Neste vale a pena naufragar

Cheguei ao fim. O fim sinuoso de Anderline, personagem e narradora de Mar Negro (Ponteio, 2014). Adorei a viagem, a graça da conversa da narradora com o autor, as piscadelas para o leitor, a destreza com que Dau Bastos juntou reflexão fina e humor, despretensão e seriedade, sem jamais ser sério onde podia evitá-lo.

Anderline, a adorável Line, é uma mulher feiíssima, alagoana arretada cuja vida de cão é temperada pela inteligência e agudeza da leitora voraz, ciente afinal de que sua literatura é para poucos. Mas ciente também de que os happy few não são uma camarilha de eleitos, e sim os poucos que conseguem sobrenadar no mar de obviedades e produtos mentais pré-fabricados que as letras oferecem hoje em dia. A prosa de Anderline é papa fina, entre outras razões porque ela não está nem aí para o grande público, que a despreza como a todas as criaturas esquisitas e pobres deste mundo. Line é de uma “grei” (a palavra não me sai da cabeça, desde que a ouvi na boca do Supremo Barbosa, faz uns dias) a quem a República não ouve nem atende.
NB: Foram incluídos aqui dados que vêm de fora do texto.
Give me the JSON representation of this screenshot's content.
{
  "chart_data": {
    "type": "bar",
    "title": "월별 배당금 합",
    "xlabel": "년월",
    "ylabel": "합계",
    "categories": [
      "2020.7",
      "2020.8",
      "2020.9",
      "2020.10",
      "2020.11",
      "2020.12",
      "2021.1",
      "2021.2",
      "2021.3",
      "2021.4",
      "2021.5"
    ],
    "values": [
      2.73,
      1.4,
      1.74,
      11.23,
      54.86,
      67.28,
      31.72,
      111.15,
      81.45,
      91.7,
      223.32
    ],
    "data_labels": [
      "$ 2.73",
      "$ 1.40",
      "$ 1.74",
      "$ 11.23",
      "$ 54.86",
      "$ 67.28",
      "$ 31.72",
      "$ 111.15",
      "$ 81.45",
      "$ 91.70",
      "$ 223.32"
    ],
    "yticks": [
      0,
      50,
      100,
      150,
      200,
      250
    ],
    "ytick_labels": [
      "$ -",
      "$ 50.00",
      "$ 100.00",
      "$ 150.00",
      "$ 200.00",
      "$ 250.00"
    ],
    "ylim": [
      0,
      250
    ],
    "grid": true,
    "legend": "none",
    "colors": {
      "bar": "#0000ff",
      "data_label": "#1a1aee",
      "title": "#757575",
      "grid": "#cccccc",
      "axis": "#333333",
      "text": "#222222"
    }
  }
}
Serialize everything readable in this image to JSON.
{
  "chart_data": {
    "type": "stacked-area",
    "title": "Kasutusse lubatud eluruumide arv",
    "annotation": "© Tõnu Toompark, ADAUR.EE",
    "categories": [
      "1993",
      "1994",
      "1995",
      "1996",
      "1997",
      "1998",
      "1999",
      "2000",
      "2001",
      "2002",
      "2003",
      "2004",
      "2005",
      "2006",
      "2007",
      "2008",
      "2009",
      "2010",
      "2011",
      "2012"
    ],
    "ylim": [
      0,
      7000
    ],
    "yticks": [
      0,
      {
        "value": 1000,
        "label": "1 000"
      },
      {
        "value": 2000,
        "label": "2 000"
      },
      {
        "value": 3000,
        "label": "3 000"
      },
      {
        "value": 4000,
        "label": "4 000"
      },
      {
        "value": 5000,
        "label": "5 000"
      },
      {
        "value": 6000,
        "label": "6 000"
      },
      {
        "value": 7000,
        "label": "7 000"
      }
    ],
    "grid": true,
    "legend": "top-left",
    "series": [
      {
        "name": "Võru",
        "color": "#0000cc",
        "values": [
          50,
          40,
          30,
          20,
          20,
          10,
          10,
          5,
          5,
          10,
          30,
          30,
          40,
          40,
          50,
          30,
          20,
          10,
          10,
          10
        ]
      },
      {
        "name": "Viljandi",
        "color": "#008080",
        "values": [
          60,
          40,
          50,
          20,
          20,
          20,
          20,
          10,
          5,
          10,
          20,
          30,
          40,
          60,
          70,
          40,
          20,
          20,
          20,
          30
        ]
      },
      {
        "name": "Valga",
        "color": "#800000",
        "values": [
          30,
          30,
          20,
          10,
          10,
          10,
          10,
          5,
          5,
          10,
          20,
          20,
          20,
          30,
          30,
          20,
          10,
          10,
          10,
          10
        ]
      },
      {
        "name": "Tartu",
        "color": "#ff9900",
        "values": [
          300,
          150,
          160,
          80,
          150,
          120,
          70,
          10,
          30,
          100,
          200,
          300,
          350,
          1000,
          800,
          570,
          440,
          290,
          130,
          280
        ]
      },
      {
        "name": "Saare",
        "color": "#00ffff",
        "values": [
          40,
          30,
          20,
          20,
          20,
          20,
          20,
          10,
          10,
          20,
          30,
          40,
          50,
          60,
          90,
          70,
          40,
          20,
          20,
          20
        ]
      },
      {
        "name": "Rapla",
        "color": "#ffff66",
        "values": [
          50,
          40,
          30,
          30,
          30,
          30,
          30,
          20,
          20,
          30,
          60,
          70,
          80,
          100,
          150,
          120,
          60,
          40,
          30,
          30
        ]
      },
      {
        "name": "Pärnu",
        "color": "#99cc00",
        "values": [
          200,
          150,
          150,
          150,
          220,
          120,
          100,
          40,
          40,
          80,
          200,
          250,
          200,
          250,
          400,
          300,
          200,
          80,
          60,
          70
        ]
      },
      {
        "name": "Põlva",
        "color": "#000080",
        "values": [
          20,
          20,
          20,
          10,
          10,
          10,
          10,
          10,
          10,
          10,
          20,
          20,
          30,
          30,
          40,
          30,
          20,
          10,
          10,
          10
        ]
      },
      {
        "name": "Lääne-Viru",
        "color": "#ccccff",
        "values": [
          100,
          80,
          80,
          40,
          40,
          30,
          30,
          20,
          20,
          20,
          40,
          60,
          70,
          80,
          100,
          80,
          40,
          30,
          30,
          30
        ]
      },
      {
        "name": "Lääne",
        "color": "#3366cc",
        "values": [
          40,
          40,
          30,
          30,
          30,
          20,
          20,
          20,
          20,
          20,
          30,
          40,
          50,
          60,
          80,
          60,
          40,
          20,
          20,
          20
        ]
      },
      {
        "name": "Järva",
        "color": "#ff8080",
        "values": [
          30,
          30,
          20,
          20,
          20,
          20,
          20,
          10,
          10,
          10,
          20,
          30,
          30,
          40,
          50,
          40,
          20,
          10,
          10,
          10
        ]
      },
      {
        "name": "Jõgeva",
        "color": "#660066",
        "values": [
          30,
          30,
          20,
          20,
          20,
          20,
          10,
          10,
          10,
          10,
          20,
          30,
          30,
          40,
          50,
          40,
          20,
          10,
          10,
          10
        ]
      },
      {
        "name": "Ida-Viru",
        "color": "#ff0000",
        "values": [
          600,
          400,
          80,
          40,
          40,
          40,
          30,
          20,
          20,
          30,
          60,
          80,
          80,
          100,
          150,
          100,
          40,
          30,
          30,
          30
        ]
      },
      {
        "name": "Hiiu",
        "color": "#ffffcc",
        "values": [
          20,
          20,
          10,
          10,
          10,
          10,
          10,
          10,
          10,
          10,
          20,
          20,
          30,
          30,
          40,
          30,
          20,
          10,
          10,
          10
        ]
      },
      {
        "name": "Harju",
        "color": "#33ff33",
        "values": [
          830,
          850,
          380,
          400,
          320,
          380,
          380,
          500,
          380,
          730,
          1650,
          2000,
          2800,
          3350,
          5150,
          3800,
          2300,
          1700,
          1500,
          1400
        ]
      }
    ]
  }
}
Ainda que ela seja, afinal, uma universitária da era Lula…

Mas o livro de Dau Bastos contém uma angustiada resposta à ilusão do otimismo patrioteiro, que Line põe à prova em sua viagem pelo Leste europeu, rumo ao Oriente, onde a miséria faz par à dureza da paisagem social da terra de Collor, de PC Farias e do Marechal Deodoro da Fonseca. Line, bem feitas as contas, é a versão sofisticada daquele jumento da fábula que ao fim pergunta se “não terei eu toda a vida que carregar a albarda…”

Uma beleza. No início, eu pensava em Reinaldo Moraes, mas depois vi que a viagem era outra, mais engajada. No entanto, como quando li Pornopopeia, ri à beça. E fiquei curioso em saber que viagens, reais e imaginárias, deram sustentação à viagem de Line. Line que é underline, ou melhor, Anderline, e vive a queixar-se do autor, além de buscar sempre os seus semelhantes, isto é, aqueles que se sabem personagens de papel, e que vivem da angústia de sê-lo. Angústia de papel, no papel!

E por falar em piscadelas, se é verdade que “G.H.” são as letras postadas no coração do teclado (no caso de Clarice), adorei que Line fosse, afinal, Anderline… Gostei também que ela resistisse, brava e irônica, ao torneio metalinguístico que ameaça tomar conta da trama, e zombasse do poder do autor, para só no final relaxar e lançar-se a um mini-pacto realista, que é sua salvação, a ilusão de saber-se real…

Mas, queiram ou não os personagens, e queiram ou não os personagens que todos somos, aquilo ali é um livro real, culto e belo como a língua. É um livro, tanto quanto a felicidade é o fim da literatura: estranha e bonita conclusão, na sua ambiguidade. Uma delícia, o Mar Negro de Dau Bastos.